L'eau était au rendez-vous de la cinquième édition de la Course des Dieux, au mont Fortin de Jonquière. Après avoir franchi le fil d’arrivée, Frédéric Brassard a reçu le prix reconnaissance de la part des organisateurs de la cinquième édition de la Course des Dieux. Il était accompagné de sa conjointe, Cathy Sasseville.

Course des Dieux: Frédéric Brassard a relevé le défi

Après avoir franchi le fil d’arrivée, Frédéric Brassard a reçu le prix reconnaissance de la part des organisateurs de la cinquième édition de la Course des Dieux. Il était accompagné de sa conjointe, Cathy Sasseville.

Samedi, Frédéric Brassard a complété la course à obstacles de la cinquième édition de la Course des Dieux, au mont Fortin de Jonquière. Après avoir franchi le fil d’arrivée, les organisateurs lui ont remis le prix reconnaissance qui souligne les efforts d’un participant avec un parcours de vie particulier ou qui a accompli quelque chose d’exceptionnel. « Une course de cinq kilomètres, ce n’est rien d’endurer ça comparativement à de la dialyse et des problèmes rénaux pendant des années », fait valoir Frédéric Brassard qui avait décidé de se lancer l’année dernière, après la quatrième édition à laquelle avaient participé plusieurs collègues de sa femme. 

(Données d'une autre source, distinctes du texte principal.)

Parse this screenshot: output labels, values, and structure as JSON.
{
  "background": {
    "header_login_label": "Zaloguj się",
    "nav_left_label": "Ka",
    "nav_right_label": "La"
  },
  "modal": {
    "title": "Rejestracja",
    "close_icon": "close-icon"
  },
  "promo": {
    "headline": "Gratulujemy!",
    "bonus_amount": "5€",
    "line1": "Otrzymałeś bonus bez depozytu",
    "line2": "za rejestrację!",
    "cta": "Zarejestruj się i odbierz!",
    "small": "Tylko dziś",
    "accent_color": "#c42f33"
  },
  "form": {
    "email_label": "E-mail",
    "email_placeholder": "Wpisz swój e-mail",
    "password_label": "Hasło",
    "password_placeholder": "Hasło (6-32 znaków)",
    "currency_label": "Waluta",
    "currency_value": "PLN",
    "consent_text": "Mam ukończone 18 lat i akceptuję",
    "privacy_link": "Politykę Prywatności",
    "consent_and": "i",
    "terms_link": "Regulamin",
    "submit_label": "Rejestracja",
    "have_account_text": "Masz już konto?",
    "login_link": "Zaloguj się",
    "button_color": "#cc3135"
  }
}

Exténué à l’arrivée, il gardait tout de même le sourire. « Ce n’est pas facile et, à un certain moment, j’ai pensé abandonner, mais je ne pouvais pas. Ma blonde n’a pas le choix et elle ne peut pas abandonner non plus », de rappeler Frédéric Brassard, soulignant les bienfaits de l’activité physique plus régulière. « Seulement sur le côté personnel, partir courir tôt le matin avant d’entreprendre la journée de travail, ça décolle bien la journée. On dirait qu’on est plus serein ensuite », raconte l’un des 700 dieux et déesses de l’événement de samedi. 

Le parcours de cinq kilomètres était agrémenté de 27 obstacles.
L'obstacle Le Chantier n'était pas facile à franchir, comme l'a constaté le directeur de l'information du Quotidien, Marc St-Hilaire.
Les mini-dieux avaient également leur espace pour s'amuser.

Succès

Pendant que des participants tentaient de dompter le parcours de cinq kilomètres avec 27 obstacles en fin d’avant-midi, les organisateurs Denis Gravel et Isabelle Thibeault ne manquaient pas de qualificatifs pour l’événement qui s’est déroulé sous un soleil radieux. « C’est une journée magnifique », s’est exclamée Isabelle Thibeault, soufflant quelques minutes pour l’entrevue. 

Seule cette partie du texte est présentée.